The U.S. Supreme Court cleared the way for collections in 2018 by ruling states could compel companies like Wayfair into sending them a tax. The company lost its case against South Dakota in June of that year.
In Arkansas, Amazon already had plans in the works to begin collections, but lawmakers locked in all the other “marketplace facilitators.”
Now the money is rolling into DFA and is being eyed across the street at the State Capitol.
“We thought that those marketplace facilitators alone would account for $20-plus million a year,” Hardin said. “We can say pretty confidently now that that number may be even doubled.”
That equals about $32 million heading back to the state this year.
The goal was to level the playing field for brick-and-mortar retail, including Arkansas giants like Walmart and Dillard’s. Objections came from advocates for smaller businesses who now face a miss mash of state tax laws and local levies. Early on, Hardin says it hasn’t hampered those companies because of how the law is written here and the uniform registration system Arkansas joined.
“If it’s a company that’s not doing much business in Arkansas, less than $100,000 or less than 200 transactions, then sales tax is not a factor,” he said.
That allows for a way to still shop small and avoid the tax, but with more and more sellers taking part in marketplaces set up by Amazon, eBay and Etsy, the tax gets collected no matter the size of the maker or marketer. Meaning all the big boys playing ball, so you might as well get used to it. The state sure hopes you do.
“The money is coming back and being invested back into the state, and obviously ultimately staying in Arkansas, which is good news,” Hardin said.

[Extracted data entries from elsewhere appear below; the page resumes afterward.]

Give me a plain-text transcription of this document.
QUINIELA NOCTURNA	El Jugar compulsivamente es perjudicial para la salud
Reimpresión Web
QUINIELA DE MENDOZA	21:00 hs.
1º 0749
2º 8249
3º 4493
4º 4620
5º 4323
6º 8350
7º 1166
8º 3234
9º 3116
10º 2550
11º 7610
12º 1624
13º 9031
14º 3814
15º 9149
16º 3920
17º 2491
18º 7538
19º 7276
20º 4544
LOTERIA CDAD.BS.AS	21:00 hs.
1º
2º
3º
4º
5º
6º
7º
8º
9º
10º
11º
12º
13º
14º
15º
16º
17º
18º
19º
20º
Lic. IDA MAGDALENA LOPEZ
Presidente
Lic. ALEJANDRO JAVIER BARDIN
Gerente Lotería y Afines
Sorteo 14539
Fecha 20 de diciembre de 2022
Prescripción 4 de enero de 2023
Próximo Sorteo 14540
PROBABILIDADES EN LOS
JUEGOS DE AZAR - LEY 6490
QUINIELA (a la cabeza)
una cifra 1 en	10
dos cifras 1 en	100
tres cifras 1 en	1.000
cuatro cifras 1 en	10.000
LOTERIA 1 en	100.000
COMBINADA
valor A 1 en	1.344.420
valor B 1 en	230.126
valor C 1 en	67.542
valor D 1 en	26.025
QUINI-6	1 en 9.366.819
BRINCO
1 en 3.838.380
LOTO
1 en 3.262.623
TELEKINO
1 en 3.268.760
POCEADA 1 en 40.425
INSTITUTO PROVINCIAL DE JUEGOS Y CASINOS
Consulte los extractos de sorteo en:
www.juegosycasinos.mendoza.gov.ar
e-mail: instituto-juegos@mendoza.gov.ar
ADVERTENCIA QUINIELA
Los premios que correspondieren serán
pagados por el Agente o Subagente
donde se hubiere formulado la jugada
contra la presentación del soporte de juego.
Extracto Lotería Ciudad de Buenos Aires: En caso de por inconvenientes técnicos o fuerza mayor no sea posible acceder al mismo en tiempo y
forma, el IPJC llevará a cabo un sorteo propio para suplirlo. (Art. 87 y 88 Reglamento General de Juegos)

The Arkansas sales tax rate is right in the middle when compared with its six neighboring states. It’s below the 7% in Tennessee and Mississippi, but well above the roughly 4% rates in Oklahoma, Missouri and Louisiana. The latter two are among the only three states left that have sales taxes but have not begun collecting from remote sellers. The third state is Florida, according to the National Conference of State Legislatures.